3

I am aware of the following solutions:

  1. The wikipedia infobox can be returned as HTML or in the "wikitext" model. However, in both cases, I'd need to parse the data after, which is highly error-prone.
  2. Use DBpedia or Wikidata. Unfortunately, these services do not have all the data that I would like to use.

Is there a way to get the infobox information as json or in some other structured format? Alternatively, are there any ruby gems that parse the 'wikitext' model data converting it into a structured format? If not, where can I find the documentation on infobox formatting to do it myself?

svick
  • 236,525
  • 50
  • 385
  • 514
T. M.
  • 58
  • 1
  • 6
  • 1
    Possible duplicate of [How to extract information from a Wikipedia infobox?](http://stackoverflow.com/questions/33862336/how-to-extract-information-from-a-wikipedia-infobox) – Tgr Apr 13 '17 at 09:16

1 Answers1

0

Wikipedia doesn't provide any structured information about infoboxes - the only way is parsing the wikitext yourself, or using services that do that for you, such as DBpedia.

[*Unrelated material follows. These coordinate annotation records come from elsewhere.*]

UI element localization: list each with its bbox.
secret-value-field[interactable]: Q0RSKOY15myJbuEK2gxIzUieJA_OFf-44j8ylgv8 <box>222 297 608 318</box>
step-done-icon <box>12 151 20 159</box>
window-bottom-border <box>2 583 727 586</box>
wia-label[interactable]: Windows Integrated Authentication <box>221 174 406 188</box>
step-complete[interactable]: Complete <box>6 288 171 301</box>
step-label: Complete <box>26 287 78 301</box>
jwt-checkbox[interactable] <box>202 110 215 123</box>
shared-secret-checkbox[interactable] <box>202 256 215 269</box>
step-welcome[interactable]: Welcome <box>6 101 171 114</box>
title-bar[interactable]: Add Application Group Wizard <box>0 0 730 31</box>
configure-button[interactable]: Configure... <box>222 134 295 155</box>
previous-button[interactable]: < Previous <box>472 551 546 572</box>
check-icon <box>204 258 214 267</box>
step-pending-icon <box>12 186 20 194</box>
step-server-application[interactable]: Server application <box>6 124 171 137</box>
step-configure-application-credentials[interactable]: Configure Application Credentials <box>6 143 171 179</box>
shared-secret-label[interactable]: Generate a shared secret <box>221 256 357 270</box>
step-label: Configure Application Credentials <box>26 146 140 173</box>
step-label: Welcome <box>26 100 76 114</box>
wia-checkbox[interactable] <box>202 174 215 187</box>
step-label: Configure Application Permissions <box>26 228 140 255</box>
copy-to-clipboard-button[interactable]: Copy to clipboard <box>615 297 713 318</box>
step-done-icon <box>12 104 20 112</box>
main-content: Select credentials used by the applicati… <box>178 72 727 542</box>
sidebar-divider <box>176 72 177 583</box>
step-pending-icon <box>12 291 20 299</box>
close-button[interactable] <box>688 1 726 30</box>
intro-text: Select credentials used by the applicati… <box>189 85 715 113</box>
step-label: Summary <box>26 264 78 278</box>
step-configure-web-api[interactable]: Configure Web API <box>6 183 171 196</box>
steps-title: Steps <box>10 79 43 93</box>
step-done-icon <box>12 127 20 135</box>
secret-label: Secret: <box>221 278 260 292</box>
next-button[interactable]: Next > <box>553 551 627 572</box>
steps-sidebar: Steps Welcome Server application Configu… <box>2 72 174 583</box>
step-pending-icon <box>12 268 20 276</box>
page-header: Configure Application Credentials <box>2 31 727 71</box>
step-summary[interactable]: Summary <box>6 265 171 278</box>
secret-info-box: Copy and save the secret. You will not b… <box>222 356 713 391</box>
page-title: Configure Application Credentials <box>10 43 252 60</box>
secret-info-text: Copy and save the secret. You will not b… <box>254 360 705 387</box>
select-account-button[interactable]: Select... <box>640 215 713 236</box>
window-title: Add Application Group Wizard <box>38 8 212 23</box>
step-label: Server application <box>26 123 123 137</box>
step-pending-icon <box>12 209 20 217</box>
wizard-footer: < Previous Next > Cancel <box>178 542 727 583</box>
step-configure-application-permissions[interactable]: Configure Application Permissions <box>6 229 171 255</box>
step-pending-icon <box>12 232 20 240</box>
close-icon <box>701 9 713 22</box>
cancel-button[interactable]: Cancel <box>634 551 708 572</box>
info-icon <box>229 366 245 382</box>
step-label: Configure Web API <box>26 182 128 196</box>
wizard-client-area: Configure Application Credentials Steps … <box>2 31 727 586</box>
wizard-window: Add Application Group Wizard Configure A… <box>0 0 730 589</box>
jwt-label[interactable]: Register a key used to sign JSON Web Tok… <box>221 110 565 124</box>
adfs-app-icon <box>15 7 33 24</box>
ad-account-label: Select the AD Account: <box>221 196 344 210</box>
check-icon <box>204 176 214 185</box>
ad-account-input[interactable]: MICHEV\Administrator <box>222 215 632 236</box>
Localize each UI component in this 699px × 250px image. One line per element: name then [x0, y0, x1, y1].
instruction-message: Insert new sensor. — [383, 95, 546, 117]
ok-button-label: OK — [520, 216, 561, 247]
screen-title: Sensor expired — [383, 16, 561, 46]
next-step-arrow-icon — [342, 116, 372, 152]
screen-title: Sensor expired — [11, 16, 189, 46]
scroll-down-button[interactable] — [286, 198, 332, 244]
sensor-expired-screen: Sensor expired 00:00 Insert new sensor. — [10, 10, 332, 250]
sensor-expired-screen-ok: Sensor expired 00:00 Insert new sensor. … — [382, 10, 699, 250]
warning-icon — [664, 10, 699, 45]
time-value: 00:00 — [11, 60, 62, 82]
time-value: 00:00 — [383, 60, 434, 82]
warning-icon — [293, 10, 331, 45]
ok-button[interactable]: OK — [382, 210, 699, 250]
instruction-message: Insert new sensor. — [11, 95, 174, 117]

Each template should have a template documentation, you can find that at a wikipage called Template:<name of the template>. For instance, docs of "Infobox officeholder" can be found at https://en.wikipedia.org/wiki/Template:Infobox_officeholder. You can view the name of the infobox/template by viewing the source code, and then looking for the string directly following {{ ({{Infobox officeholder is the begining of infobox officeholder usage).

https://github.com/earwig/mwparserfromhell is an excellent parser for Python, sadly, I'm not aware of any ruby gems for this task.

Martin Urbanec
  • 426
  • 4
  • 11